Вероятно, это и было третье «что». Она действительно знала обо мне все: и что мне тридцать семь, и что у меня неприятности, и что я не гений. Мне нечего было возразить ей. Она продолжала:
— Послушай, мой дорогой, литературу делают не гении, ее делают чернорабочие, каменщики. Кирпичик за кирпичиком выкладывают они в течение десятилетий постамент, на который потом взойдет какой-нибудь Гоголь. (Ей всегда недоставало элегантности. Я бы сказал: «Взойдет, поигрывая тросточкой», — что было б, конечно, совершенно неверно по существу, зато красиво.) Ты можешь положить этот кирпичик, но ты не хочешь. Тебя устроило бы стоять там, наверху, а кладут пусть другие, на которых ты поглядывал бы свысока. Послушай, мой дорогой, это же подло. Ни один Гоголь не устоит на пустом месте, ему нужен фундамент… Короче говоря, чтоб завтра же была рукопись. Наскреби все, что есть у тебя, и тащи. Я должна послать заранее…
Славный народ цыгане! Трудно устоять против их натиска, в чем бы ни заключался он — в требовании: «Дай руку, красавец!» — чтобы разглядеть на ней зыбкие очертания подстерегающего тебя будущего, или в настоятельном приказе везти в столицу на всеобщее посмешище свои хилые опусы.
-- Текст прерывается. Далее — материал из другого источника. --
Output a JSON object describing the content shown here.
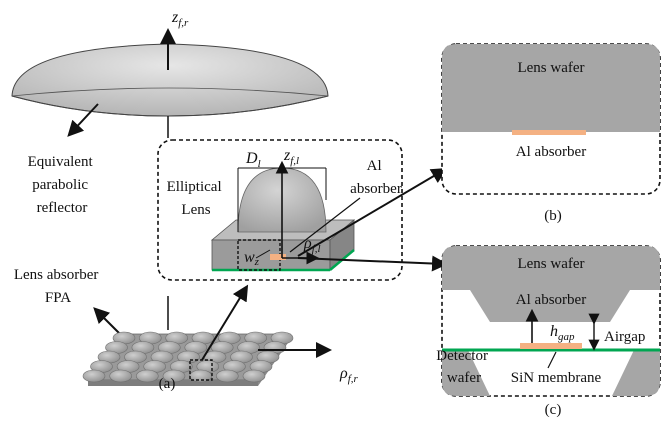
{
  "panel_a": {
    "reflector_axis": {
      "base": "z",
      "sub": "f,r"
    },
    "reflector_label": [
      "Equivalent",
      "parabolic",
      "reflector"
    ],
    "fpa_label": [
      "Lens absorber",
      "FPA"
    ],
    "radial_axis": {
      "base": "ρ",
      "sub": "f,r"
    },
    "caption": "(a)",
    "inset": {
      "lens_label": [
        "Elliptical",
        "Lens"
      ],
      "absorber_label": [
        "Al",
        "absorber"
      ],
      "diameter": {
        "base": "D",
        "sub": "l"
      },
      "lens_axis": {
        "base": "z",
        "sub": "f,l"
      },
      "lens_radial": {
        "base": "ρ",
        "sub": "f,l"
      },
      "width": {
        "base": "w",
        "sub": "z"
      }
    }
  },
  "panel_b": {
    "wafer_label": "Lens wafer",
    "absorber_label": "Al absorber",
    "caption": "(b)"
  },
  "panel_c": {
    "wafer_label": "Lens wafer",
    "absorber_label": "Al absorber",
    "gap": {
      "base": "h",
      "sub": "gap"
    },
    "airgap_label": "Airgap",
    "detector_label": [
      "Detector",
      "wafer"
    ],
    "membrane_label": "SiN membrane",
    "caption": "(c)"
  },
  "colors": {
    "wafer_gray": "#a6a6a6",
    "absorber": "#f4b183",
    "membrane": "#00a651",
    "reflector": "#c8c8c8"
  }
}
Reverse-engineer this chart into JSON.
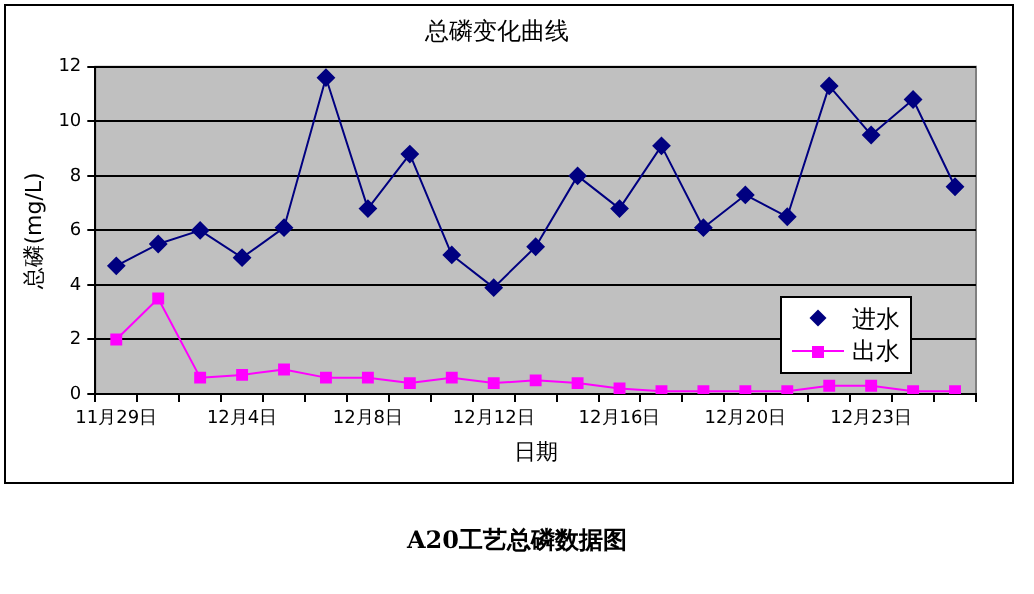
{
  "chart_data": {
    "type": "line",
    "title": "总磷变化曲线",
    "xlabel": "日期",
    "ylabel": "总磷(mg/L)",
    "categories": [
      "11月29日",
      null,
      null,
      "12月4日",
      null,
      null,
      "12月8日",
      null,
      null,
      "12月12日",
      null,
      null,
      "12月16日",
      null,
      null,
      "12月20日",
      null,
      null,
      "12月23日",
      null,
      null
    ],
    "series": [
      {
        "name": "进水",
        "color": "#000080",
        "marker": "diamond",
        "values": [
          4.7,
          5.5,
          6.0,
          5.0,
          6.1,
          11.6,
          6.8,
          8.8,
          5.1,
          3.9,
          5.4,
          8.0,
          6.8,
          9.1,
          6.1,
          7.3,
          6.5,
          11.3,
          9.5,
          10.8,
          7.6
        ]
      },
      {
        "name": "出水",
        "color": "#ff00ff",
        "marker": "square",
        "values": [
          2.0,
          3.5,
          0.6,
          0.7,
          0.9,
          0.6,
          0.6,
          0.4,
          0.6,
          0.4,
          0.5,
          0.4,
          0.2,
          0.1,
          0.1,
          0.1,
          0.1,
          0.3,
          0.3,
          0.1,
          0.1
        ]
      }
    ],
    "ylim": [
      0,
      12
    ],
    "yticks": [
      0,
      2,
      4,
      6,
      8,
      10,
      12
    ],
    "grid": "y",
    "legend": "bottom right",
    "annotations": [
      "A20工艺总磷数据图"
    ]
  }
}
Я устоял. Правда, не в открытой схватке, а по телефону, когда на другой день Алина Игнатьевна позвонила мне и, обдувая меня своим возмущенным дыханием, сообщила, что уже пять вечера, а обещанной рукописи все еще нет на ее столе. И вот тут-то я собрался с духом наотрез отказаться участвовать в каких бы то ни было совещаниях — простых ли каменщиков или гениев с тросточками.
Володя Емельяненко не знает об этом. Но, сдается мне, не меня бы поддержал он, а мою незлопамятную опекуншу.
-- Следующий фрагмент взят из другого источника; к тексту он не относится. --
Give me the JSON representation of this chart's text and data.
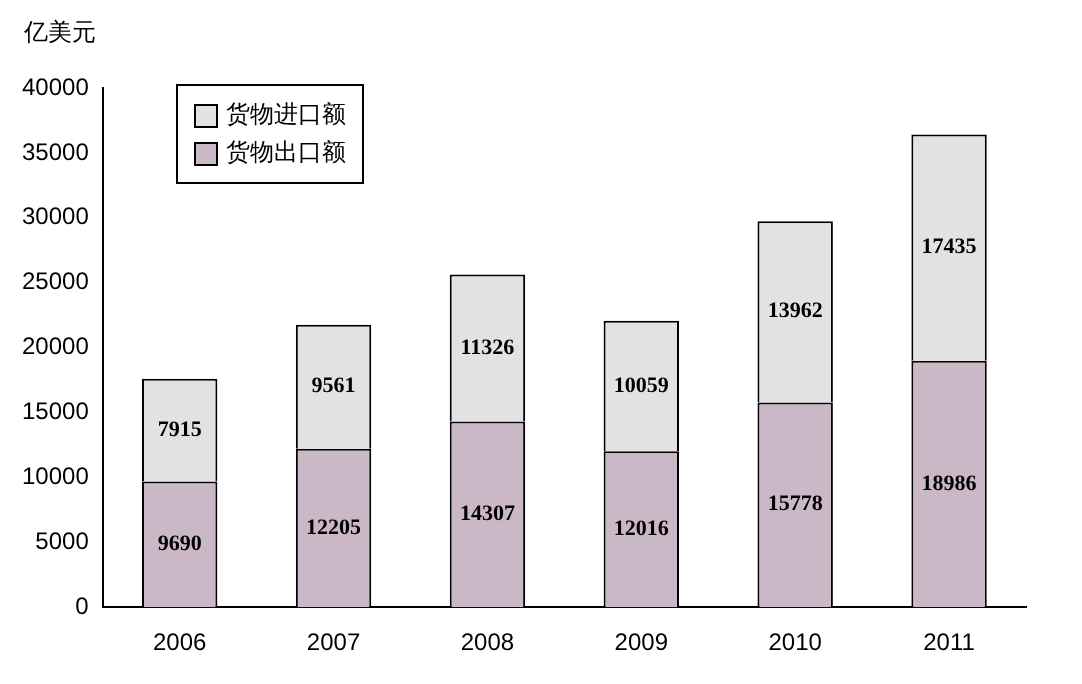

Я, конечно, профан в графике, хотя деликатный Володя и находит для этого более округлые формулировки — например, он говорит, что я подхожу к изобразительному искусству с литературными мерками, но даже я чувствую мощную экспрессию его «домашних» работ. Я условно и самоуправно называю их домашними, дабы как-то обозначить их принципиальное отличие от того, чем зарабатывает Володя хлеб насущный, но по сути своей эти вещи кажутся мне несравнимо значительней и шире, нежели его публикуемые иллюстрации. И не потому, что к последним он относится не так ответственно, как к первым. Наоборот. Все дело, думаю я, в первоисточнике, ибо при всем прилежании «Молодые люди» Алины Игнатьевны не вдохновят на рисунки, которые подарило ему «Слово о полку Игореве» или андреевский «Иуда Искариот». Эти лаконичные и страстные наброски потрясают, но когда я упрекнул Володю в том, что он растрачивает свой талант на пустяки, на суету, на вещи, недостойные не только его дарования, но и хотя бы интеллекта, ибо он может сказать людям гораздо больше, он ответил с улыбкой на крупных, с запавшими уголками губах:
— Зачем?
Зачем людям знать правду? — я так понял его. Разве виноваты они в том, что они дети конца? (Пусть остается на совести Володи это утверждение. Лично я себя таким «ребенком» не считаю.) Быть может, рассуждает Володя далее, его еще удастся надолго отсрочить — конец, но в любом случае и под любым дамокловым мечом надо быть достойным того вечного духа, который природе угодно было воплотить в нас, субстанции преходящей. Так говорит Володя Емельяненко, прекрасный художник, которому и в голову не приходит взбираться на какие бы то ни было постаменты. Без претензий и гарантийных писем кладет он свой утилитарный кирпичик.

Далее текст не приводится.